И они сели на землю.

– Ты узнаешь меня? – спросила мать.

Манкурт отрицательно покачал головой.

– А как тебя звать?

– Манкурт, – ответил он.

– Это тебя теперь так зовут. А прежнее имя свое помнишь? Вспомни свое настоящее имя.

Манкурт молчал. Мать видела, что он пытался вспомнить, на переносице от напряжения выступили крупные капли пота и глаза заволоклись дрожащим туманом. Но перед ним возникла, должно, глухая непроницаемая стена, и он не мог ее преодолеть.

– А как звали твоего отца? А сам ты кто, откуда родом? Где ты родился, хоть знаешь?

Нет, он ничего не помнил и ничего не знал.

– Что они сделали с тобой! – прошептала мать, и опять губы ее запрыгали помимо воли, и, задыхаясь от обиды, гнева и горя, она снова стала всхлипывать, тщетно пытаясь унять себя. Горести матери никак не трогали манкурта.

– Можно отнять землю, можно отнять богатство, можно отнять и жизнь, – проговорила она вслух, – но кто придумал, кто смеет покушаться на память человека?! О Господи, если ты есть, как внушил ты такое людям?
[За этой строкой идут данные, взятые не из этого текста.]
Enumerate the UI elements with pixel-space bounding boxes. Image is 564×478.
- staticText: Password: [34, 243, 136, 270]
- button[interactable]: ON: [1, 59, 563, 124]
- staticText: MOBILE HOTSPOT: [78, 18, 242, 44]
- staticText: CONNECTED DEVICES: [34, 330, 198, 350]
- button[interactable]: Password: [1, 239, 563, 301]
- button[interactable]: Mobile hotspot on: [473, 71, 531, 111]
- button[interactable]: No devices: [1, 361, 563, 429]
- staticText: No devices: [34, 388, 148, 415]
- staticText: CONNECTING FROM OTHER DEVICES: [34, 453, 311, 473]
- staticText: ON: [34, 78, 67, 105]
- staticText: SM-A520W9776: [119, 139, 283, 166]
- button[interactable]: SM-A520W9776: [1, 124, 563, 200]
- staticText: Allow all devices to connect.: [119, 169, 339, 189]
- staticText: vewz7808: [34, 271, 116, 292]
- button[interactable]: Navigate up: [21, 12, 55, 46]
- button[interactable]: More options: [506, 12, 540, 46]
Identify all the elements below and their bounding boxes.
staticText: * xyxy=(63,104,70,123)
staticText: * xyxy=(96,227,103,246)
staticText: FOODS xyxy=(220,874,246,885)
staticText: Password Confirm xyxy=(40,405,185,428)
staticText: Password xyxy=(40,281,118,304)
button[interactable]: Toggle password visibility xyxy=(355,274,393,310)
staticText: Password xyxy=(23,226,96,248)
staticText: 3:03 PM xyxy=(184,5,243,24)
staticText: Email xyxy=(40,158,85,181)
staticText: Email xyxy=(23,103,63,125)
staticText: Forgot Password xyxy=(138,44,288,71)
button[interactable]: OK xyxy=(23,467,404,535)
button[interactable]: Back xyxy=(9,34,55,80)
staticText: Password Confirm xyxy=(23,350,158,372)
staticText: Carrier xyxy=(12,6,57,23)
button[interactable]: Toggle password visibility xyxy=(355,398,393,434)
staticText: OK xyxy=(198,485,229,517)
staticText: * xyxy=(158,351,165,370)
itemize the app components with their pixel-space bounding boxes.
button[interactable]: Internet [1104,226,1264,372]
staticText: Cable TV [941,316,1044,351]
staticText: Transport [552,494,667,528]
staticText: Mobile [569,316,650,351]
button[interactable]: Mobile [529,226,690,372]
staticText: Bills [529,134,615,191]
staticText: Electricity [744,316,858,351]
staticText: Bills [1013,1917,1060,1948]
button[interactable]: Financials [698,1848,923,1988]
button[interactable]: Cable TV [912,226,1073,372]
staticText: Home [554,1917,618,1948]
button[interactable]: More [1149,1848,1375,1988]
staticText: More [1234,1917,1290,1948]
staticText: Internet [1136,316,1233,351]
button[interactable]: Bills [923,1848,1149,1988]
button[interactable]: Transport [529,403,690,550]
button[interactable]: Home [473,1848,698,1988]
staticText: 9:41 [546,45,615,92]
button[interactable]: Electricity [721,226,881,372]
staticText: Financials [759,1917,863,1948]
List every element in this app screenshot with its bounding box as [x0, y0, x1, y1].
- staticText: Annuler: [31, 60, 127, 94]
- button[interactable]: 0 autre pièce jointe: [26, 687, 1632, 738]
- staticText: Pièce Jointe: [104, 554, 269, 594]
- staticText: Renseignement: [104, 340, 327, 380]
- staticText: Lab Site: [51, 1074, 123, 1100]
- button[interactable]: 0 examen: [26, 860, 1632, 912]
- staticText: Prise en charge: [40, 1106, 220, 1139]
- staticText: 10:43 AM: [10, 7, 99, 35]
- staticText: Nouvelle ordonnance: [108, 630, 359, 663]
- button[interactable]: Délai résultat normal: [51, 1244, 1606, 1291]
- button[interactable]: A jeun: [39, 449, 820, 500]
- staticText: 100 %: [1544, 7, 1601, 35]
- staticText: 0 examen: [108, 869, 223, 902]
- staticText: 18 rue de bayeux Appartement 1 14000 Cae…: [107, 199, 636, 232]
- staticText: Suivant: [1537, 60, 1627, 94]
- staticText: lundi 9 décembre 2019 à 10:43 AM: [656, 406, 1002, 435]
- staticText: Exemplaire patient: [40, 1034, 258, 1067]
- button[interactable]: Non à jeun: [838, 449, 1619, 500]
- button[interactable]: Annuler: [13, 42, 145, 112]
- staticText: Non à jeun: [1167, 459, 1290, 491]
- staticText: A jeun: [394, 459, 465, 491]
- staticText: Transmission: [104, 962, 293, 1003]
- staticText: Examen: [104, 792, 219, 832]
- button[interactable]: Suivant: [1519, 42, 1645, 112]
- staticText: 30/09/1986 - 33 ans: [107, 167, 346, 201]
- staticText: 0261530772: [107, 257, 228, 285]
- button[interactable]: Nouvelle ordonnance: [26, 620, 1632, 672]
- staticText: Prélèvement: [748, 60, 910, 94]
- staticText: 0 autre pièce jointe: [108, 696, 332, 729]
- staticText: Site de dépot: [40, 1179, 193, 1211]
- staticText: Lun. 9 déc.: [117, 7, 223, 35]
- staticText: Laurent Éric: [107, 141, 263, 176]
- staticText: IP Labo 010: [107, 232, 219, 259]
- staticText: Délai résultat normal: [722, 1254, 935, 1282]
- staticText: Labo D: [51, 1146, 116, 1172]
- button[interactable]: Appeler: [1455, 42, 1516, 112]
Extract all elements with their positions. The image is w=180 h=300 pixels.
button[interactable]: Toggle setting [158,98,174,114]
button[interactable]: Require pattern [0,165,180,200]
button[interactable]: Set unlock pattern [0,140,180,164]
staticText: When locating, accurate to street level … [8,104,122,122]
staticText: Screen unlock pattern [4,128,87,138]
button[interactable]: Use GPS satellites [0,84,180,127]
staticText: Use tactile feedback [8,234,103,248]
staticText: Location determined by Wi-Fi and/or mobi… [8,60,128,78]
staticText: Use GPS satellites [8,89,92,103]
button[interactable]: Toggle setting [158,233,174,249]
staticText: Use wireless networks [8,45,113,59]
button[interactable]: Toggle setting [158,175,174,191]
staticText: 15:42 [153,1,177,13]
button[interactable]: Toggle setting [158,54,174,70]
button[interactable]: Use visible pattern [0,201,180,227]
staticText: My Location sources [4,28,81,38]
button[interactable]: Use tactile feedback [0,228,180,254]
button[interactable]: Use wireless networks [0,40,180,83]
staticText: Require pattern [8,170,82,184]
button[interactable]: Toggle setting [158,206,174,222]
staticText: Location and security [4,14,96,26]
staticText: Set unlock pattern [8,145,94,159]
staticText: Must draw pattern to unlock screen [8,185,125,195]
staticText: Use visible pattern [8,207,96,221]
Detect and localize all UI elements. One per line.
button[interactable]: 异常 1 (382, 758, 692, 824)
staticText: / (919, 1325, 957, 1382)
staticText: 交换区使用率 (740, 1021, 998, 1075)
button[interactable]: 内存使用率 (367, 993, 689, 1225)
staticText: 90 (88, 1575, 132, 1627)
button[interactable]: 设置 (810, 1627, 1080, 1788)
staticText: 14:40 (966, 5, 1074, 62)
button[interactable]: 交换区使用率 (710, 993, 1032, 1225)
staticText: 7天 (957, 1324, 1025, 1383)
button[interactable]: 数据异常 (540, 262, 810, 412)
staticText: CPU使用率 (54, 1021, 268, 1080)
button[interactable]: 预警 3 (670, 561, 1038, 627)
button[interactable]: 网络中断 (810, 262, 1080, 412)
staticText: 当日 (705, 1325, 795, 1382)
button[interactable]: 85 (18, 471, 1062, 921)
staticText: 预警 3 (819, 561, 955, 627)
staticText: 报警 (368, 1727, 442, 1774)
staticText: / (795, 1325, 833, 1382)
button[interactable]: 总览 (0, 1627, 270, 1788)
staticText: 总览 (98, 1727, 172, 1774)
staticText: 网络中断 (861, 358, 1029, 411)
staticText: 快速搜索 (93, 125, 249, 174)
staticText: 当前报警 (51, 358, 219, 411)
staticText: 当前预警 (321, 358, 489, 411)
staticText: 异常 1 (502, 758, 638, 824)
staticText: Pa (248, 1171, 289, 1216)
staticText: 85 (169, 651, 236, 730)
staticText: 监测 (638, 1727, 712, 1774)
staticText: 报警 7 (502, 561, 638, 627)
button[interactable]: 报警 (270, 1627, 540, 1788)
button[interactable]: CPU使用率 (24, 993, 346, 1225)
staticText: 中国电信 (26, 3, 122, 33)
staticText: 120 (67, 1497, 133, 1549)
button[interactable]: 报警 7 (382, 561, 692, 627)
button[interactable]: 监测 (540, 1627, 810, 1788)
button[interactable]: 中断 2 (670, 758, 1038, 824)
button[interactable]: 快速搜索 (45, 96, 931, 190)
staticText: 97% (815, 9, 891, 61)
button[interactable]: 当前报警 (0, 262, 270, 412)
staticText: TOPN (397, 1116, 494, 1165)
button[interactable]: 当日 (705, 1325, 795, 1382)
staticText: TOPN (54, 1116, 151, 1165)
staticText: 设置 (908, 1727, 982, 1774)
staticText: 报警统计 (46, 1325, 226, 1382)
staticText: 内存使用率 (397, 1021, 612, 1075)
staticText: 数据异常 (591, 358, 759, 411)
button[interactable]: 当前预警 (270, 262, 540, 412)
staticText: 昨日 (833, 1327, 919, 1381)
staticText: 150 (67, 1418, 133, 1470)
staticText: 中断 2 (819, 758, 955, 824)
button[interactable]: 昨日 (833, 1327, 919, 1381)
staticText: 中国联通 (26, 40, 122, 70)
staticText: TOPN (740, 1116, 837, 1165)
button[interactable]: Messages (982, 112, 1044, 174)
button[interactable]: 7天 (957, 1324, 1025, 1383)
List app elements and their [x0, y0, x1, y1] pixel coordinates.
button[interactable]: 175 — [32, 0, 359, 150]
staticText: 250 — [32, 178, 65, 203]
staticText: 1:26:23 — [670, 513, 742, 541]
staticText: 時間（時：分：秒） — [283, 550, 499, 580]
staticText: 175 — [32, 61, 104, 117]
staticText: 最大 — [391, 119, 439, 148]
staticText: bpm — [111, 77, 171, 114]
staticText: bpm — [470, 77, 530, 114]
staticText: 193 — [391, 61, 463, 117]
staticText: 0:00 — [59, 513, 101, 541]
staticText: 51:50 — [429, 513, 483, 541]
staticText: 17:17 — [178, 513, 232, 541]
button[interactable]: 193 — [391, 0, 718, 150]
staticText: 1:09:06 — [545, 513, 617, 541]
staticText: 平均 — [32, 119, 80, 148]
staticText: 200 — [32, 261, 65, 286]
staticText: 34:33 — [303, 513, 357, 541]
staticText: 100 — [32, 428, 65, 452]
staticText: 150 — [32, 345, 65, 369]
Разве мало зла на земле и без этого?

И тогда сказала она, глядя на сына-манкурта, свое знаменитое прискорбное слово о солнце, о Боге, о себе, которое пересказывают знающие люди и поныне, когда речь заходит о сарозекской истории…

И тогда она начала свой плач, который и поныне вспоминают знающие люди:


Мен ботасы олген боз мая,
тулыбын келип искеген…[11]

И тогда вырвались из души ее причитания, долгие безутешные вопли среди безмолвных бескрайних сарозеков…

Но ничто не трогало сына ее, манкурта.

И тогда решила Найман-Ана не расспросами, а внушением попытаться дать ему узнать, кто он есть.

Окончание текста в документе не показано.